I'm playing with macros in Rust and want to do nested expansion, i.e. combinatorics.
This is the code I've written:
macro_rules! nested {
(
$(arg $arg:ident;)*
$(fun $fun:ident;)*
) => {
$(
$fun($($arg),*);
)*
}
}
fn show1(a: i32, b: i32, c: i32) {
println!("show1: {} {} {}", a, b, c);
}
fn show2(a: i32, b: i32, c: i32) {
println!("show2: {} {} {}", a, b, c);
}
fn main() {
let a = 1;
let b = 2;
let c = 3;
nested! {
arg a;
arg b;
arg c;
fun show1;
fun show2;
}
}
Playground
I want this to expand to
fn main() {
let a = 1;
let b = 2;
let c = 3;
// iteration over $fun
show1(/* iteration over $arg */a, b, c);
show2(/* iteration over $arg */a, b, c);
}
However, it seems that Rust doesn't support this and instead complains:
error: inconsistent lockstep iteration: 'fun' has 2 items, but 'arg' has 3
So apparently it ignores the inner iteration.
However, if I remove one of the args, to make it 2 items for both, it still complains:
<anon>:7:18: 7:25 error: attempted to repeat an expression containing no
syntax variables matched as repeating at this depth
<anon>:7 $fun($($arg),*);
Is there a way to do what I want?
It seems that it is not possible to do this kind of expansion.
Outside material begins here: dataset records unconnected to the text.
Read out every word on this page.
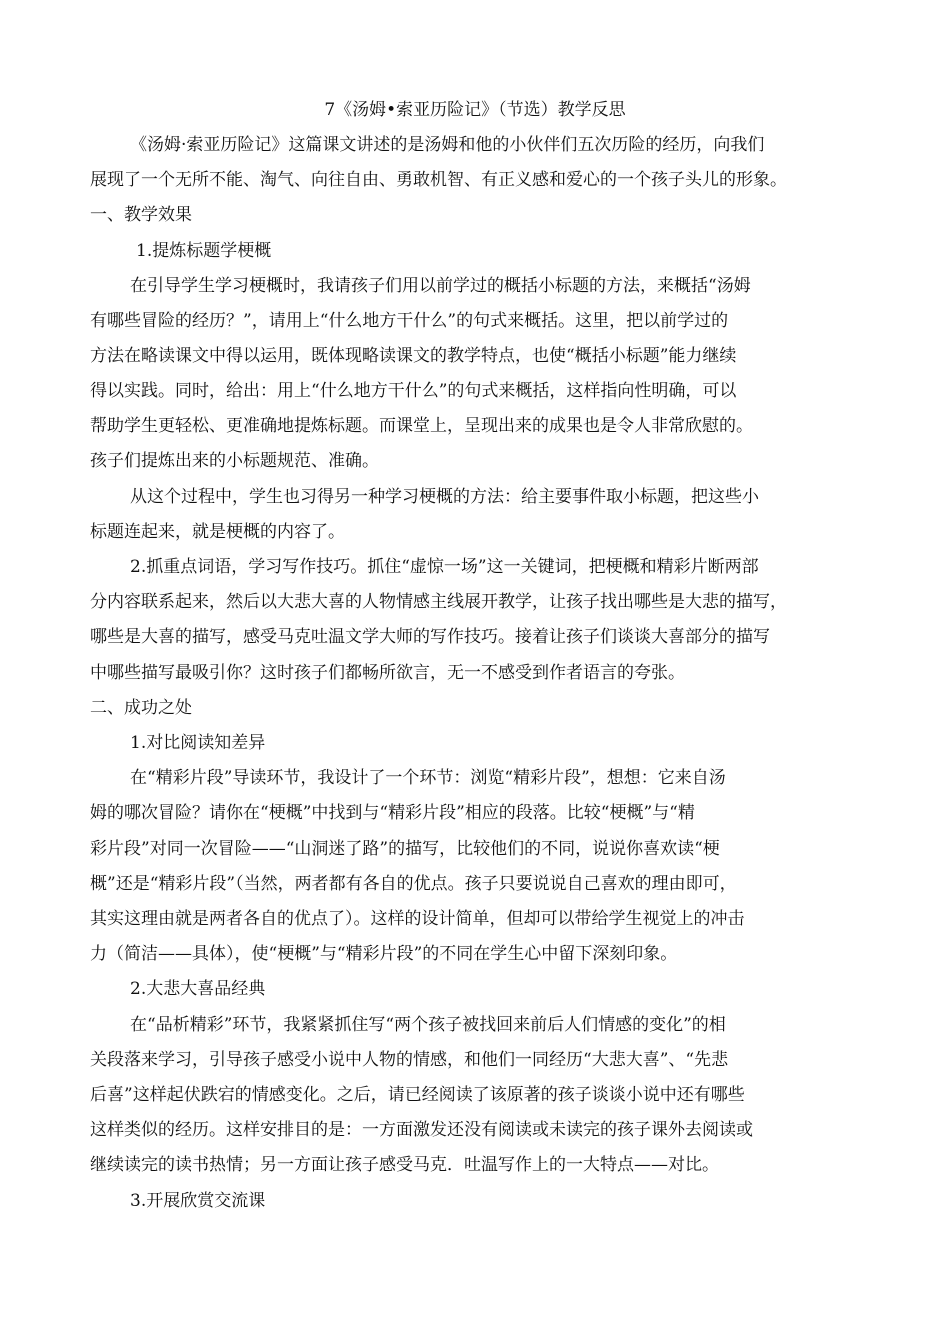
7《汤姆•索亚历险记》（节选）教学反思
《汤姆·索亚历险记》这篇课文讲述的是汤姆和他的小伙伴们五次历险的经历，向我们
展现了一个无所不能、淘气、向往自由、勇敢机智、有正义感和爱心的一个孩子头儿的形象。
一、教学效果
1.提炼标题学梗概
在引导学生学习梗概时，我请孩子们用以前学过的概括小标题的方法，来概括“汤姆
有哪些冒险的经历？”，请用上“什么地方干什么”的句式来概括。这里，把以前学过的
方法在略读课文中得以运用，既体现略读课文的教学特点，也使“概括小标题”能力继续
得以实践。同时，给出：用上“什么地方干什么”的句式来概括，这样指向性明确，可以
帮助学生更轻松、更准确地提炼标题。而课堂上，呈现出来的成果也是令人非常欣慰的。
孩子们提炼出来的小标题规范、准确。
从这个过程中，学生也习得另一种学习梗概的方法：给主要事件取小标题，把这些小
标题连起来，就是梗概的内容了。
2.抓重点词语，学习写作技巧。抓住“虚惊一场”这一关键词，把梗概和精彩片断两部
分内容联系起来，然后以大悲大喜的人物情感主线展开教学，让孩子找出哪些是大悲的描写，
哪些是大喜的描写，感受马克吐温文学大师的写作技巧。接着让孩子们谈谈大喜部分的描写
中哪些描写最吸引你？这时孩子们都畅所欲言，无一不感受到作者语言的夸张。
二、成功之处
1.对比阅读知差异
在“精彩片段”导读环节，我设计了一个环节：浏览“精彩片段”，想想：它来自汤
姆的哪次冒险？请你在“梗概”中找到与“精彩片段”相应的段落。比较“梗概”与“精
彩片段”对同一次冒险——“山洞迷了路”的描写，比较他们的不同，说说你喜欢读“梗
概”还是“精彩片段”（当然，两者都有各自的优点。孩子只要说说自己喜欢的理由即可，
其实这理由就是两者各自的优点了）。这样的设计简单，但却可以带给学生视觉上的冲击
力（简洁——具体），使“梗概”与“精彩片段”的不同在学生心中留下深刻印象。
2.大悲大喜品经典
在“品析精彩”环节，我紧紧抓住写“两个孩子被找回来前后人们情感的变化”的相
关段落来学习，引导孩子感受小说中人物的情感，和他们一同经历“大悲大喜”、“先悲
后喜”这样起伏跌宕的情感变化。之后，请已经阅读了该原著的孩子谈谈小说中还有哪些
这样类似的经历。这样安排目的是：一方面激发还没有阅读或未读完的孩子课外去阅读或
继续读完的读书热情；另一方面让孩子感受马克．吐温写作上的一大特点——对比。
3.开展欣赏交流课
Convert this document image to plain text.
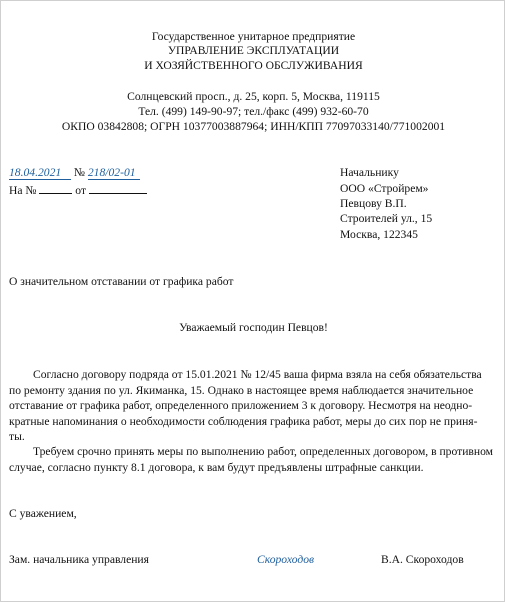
Государственное унитарное предприятие
УПРАВЛЕНИЕ ЭКСПЛУАТАЦИИ
И ХОЗЯЙСТВЕННОГО ОБСЛУЖИВАНИЯ
Солнцевский просп., д. 25, корп. 5, Москва, 119115
Тел. (499) 149-90-97; тел./факс (499) 932-60-70
ОКПО 03842808; ОГРН 10377003887964; ИНН/КПП 77097033140/771002001
18.04.2021 № 218/02-01
На №	от
Начальнику
ООО «Стройрем»
Певцову В.П.
Строителей ул., 15
Москва, 122345
О значительном отставании от графика работ
Уважаемый господин Певцов!
Согласно договору подряда от 15.01.2021 № 12/45 ваша фирма взяла на себя обязательства
по ремонту здания по ул. Якиманка, 15. Однако в настоящее время наблюдается значительное
отставание от графика работ, определенного приложением 3 к договору. Несмотря на неодно-
кратные напоминания о необходимости соблюдения графика работ, меры до сих пор не приня-
ты.
Требуем срочно принять меры по выполнению работ, определенных договором, в противном
случае, согласно пункту 8.1 договора, к вам будут предъявлены штрафные санкции.
С уважением,
Зам. начальника управления	Скороходов	В.А. Скороходов
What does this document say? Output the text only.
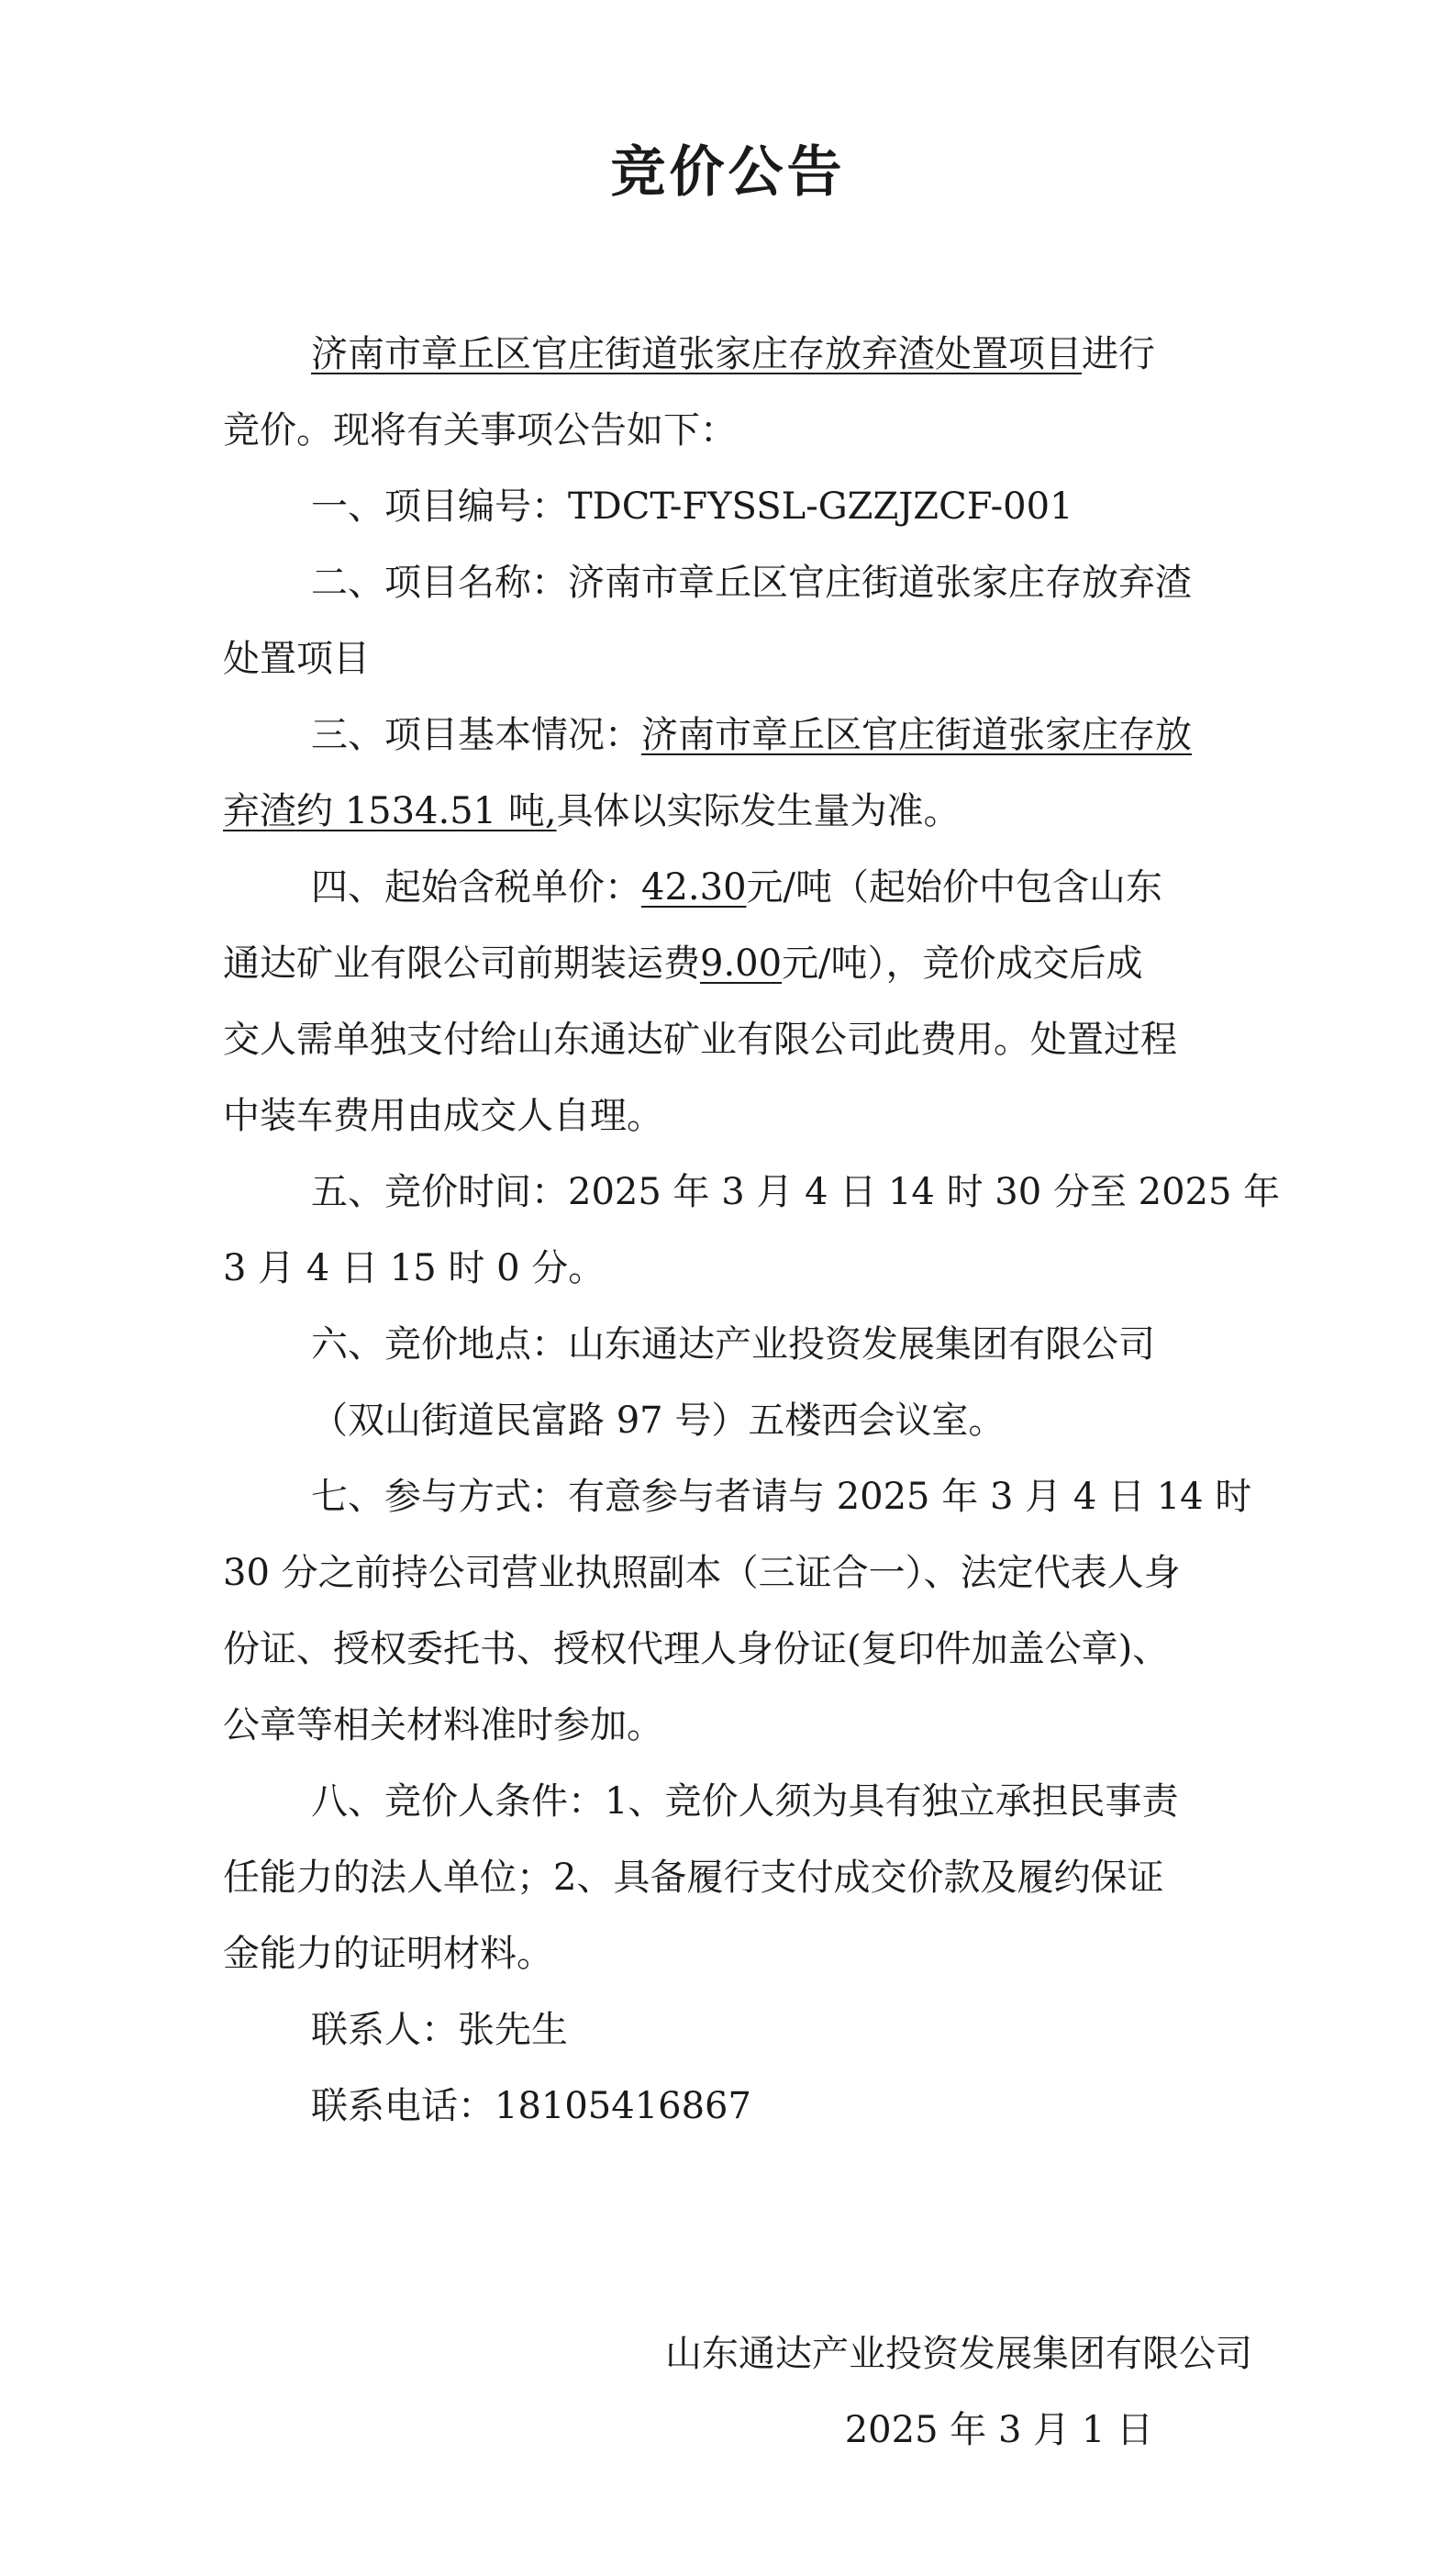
竞价公告

济南市章丘区官庄街道张家庄存放弃渣处置项目进行

竞价。现将有关事项公告如下：

一、项目编号：TDCT-FYSSL-GZZJZCF-001

二、项目名称：济南市章丘区官庄街道张家庄存放弃渣

处置项目

三、项目基本情况：济南市章丘区官庄街道张家庄存放

弃渣约 1534.51 吨,具体以实际发生量为准。

四、起始含税单价：42.30元/吨（起始价中包含山东

通达矿业有限公司前期装运费9.00元/吨），竞价成交后成

交人需单独支付给山东通达矿业有限公司此费用。处置过程

中装车费用由成交人自理。

五、竞价时间：2025 年 3 月 4 日 14 时 30 分至 2025 年

3 月 4 日 15 时 0 分。

六、竞价地点：山东通达产业投资发展集团有限公司

（双山街道民富路 97 号）五楼西会议室。

七、参与方式：有意参与者请与 2025 年 3 月 4 日 14 时

30 分之前持公司营业执照副本（三证合一）、法定代表人身

份证、授权委托书、授权代理人身份证(复印件加盖公章)、

公章等相关材料准时参加。

八、竞价人条件：1、竞价人须为具有独立承担民事责

任能力的法人单位；2、具备履行支付成交价款及履约保证

金能力的证明材料。

联系人：张先生

联系电话：18105416867

山东通达产业投资发展集团有限公司

2025 年 3 月 1 日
Here is a workaround:
macro_rules! nested {
($(arg $arg:ident;)* $(fun $fun:ident;)*) => {
// expand arg to a tuple that will be matched as tt
// in @call_tuple an will be decomposed back to
// a list of args in @call
nested!(@call_tuple $($fun),* @ ($($arg),*))
};
(@call_tuple $($fun:ident),* @ $tuple:tt) => {
$(nested!(@call $fun $tuple))*
};
(@call $fun:ident ($($arg:expr),*)) => {
$fun($($arg),*);
};
}
The @id
is only used to keep the rules internal to the macro.